Short asserted that sometimes the terms “refugee” and “immigrant” can become mistakenly conflated. Some might think refugees are here to make their lives better economically, not that they’re fleeing persecution.
“The way governments can change people’s perception is by stating what refugees actually bring to the community,” Short said. “Once they’re resettled, people pay their taxes, they open businesses, their children become doctors, lawyers or professionals. Refugees bring with them a lot of good qualities and enrich communities culturally.”
Short added that each day an average of 34,000 people in the world become refugees. For students who want to make an impact in the area, Zaffar recommended spreading what they had learned at the event the way only young people can, Hussein-Cattan suggested working on affordable housing, and Short advocated collective action.

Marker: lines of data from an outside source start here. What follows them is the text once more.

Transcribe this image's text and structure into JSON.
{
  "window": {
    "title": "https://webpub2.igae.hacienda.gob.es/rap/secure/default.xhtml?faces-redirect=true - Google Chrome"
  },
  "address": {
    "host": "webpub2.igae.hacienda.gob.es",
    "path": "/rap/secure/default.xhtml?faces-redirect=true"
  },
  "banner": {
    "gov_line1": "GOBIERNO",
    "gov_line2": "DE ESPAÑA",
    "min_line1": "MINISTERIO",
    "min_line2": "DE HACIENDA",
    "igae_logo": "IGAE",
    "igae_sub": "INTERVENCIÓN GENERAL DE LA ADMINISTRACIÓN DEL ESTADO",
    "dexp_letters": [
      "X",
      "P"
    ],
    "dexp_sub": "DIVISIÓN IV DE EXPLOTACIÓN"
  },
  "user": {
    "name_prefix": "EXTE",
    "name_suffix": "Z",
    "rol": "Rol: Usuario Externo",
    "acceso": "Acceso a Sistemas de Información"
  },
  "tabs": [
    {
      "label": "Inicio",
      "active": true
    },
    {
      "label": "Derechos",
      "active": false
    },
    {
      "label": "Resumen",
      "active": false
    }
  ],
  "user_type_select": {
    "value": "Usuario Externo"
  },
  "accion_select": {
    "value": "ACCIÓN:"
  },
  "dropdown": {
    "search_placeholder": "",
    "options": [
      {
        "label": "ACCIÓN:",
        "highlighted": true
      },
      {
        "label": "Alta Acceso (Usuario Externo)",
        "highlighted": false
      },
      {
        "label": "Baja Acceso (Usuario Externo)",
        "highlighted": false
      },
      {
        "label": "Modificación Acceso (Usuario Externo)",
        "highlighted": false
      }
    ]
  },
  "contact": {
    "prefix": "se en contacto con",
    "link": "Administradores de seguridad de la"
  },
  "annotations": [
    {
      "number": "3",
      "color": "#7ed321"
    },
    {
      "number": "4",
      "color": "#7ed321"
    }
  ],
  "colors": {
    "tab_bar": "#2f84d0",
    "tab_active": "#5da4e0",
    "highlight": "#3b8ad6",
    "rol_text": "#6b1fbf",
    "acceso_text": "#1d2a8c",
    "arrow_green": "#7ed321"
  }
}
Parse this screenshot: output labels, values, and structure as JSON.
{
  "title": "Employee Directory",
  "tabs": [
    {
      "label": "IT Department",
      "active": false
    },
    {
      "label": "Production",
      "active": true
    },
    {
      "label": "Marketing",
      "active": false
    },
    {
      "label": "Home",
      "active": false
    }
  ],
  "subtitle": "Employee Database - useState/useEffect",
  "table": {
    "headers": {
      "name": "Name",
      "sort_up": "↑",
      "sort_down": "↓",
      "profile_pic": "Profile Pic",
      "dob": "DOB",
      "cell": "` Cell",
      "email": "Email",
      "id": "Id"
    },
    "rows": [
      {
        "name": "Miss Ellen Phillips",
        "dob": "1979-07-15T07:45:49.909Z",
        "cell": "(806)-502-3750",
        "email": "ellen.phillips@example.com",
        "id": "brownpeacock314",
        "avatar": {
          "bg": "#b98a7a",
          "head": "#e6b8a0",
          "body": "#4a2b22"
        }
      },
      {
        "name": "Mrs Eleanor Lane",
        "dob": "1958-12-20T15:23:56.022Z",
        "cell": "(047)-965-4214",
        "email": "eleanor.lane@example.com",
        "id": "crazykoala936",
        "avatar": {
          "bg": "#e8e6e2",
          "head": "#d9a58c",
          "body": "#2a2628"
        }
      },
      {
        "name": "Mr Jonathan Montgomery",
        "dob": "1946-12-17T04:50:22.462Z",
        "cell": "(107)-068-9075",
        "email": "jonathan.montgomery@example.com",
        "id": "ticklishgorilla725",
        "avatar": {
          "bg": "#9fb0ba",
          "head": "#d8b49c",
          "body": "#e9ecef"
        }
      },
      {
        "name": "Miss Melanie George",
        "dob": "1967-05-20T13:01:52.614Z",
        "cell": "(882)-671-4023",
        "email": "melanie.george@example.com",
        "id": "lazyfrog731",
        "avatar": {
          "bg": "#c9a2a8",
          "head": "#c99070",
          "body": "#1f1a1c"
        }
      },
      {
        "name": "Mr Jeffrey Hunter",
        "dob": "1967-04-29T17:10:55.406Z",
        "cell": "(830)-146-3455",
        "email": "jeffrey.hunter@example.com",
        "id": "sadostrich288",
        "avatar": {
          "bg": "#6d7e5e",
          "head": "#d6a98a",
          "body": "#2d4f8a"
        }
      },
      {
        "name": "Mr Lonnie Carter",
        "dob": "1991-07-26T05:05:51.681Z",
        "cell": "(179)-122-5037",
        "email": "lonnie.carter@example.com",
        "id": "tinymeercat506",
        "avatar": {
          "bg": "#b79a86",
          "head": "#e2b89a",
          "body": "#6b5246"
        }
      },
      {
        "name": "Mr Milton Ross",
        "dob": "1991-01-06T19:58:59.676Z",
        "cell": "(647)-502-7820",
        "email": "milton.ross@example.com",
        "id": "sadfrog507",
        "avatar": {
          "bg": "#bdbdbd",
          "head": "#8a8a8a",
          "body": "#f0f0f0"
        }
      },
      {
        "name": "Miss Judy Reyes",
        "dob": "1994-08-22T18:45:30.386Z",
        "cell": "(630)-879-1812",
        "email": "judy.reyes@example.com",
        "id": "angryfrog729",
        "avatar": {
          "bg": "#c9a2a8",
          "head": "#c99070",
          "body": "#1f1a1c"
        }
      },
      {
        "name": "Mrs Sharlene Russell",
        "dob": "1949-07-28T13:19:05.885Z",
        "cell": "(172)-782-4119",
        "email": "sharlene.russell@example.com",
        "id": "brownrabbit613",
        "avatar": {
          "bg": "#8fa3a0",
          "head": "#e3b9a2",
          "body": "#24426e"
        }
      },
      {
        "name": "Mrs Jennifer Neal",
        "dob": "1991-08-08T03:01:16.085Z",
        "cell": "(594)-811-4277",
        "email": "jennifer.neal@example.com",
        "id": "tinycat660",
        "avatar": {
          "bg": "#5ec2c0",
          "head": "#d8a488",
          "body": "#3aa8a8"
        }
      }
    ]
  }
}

“What I liked about this event is that there were facts and figures involved that I had never heard before,” said Victoria Rocha, a second-year Master of Public Administration student. “It was really impressive to have someone high up from Homeland Security here who has such a good personal story to really tie all this together. I thought the speakers did a really nice job talking about all the humanitarian needs that come from refugees and how they dovetail into a country’s own self interests.”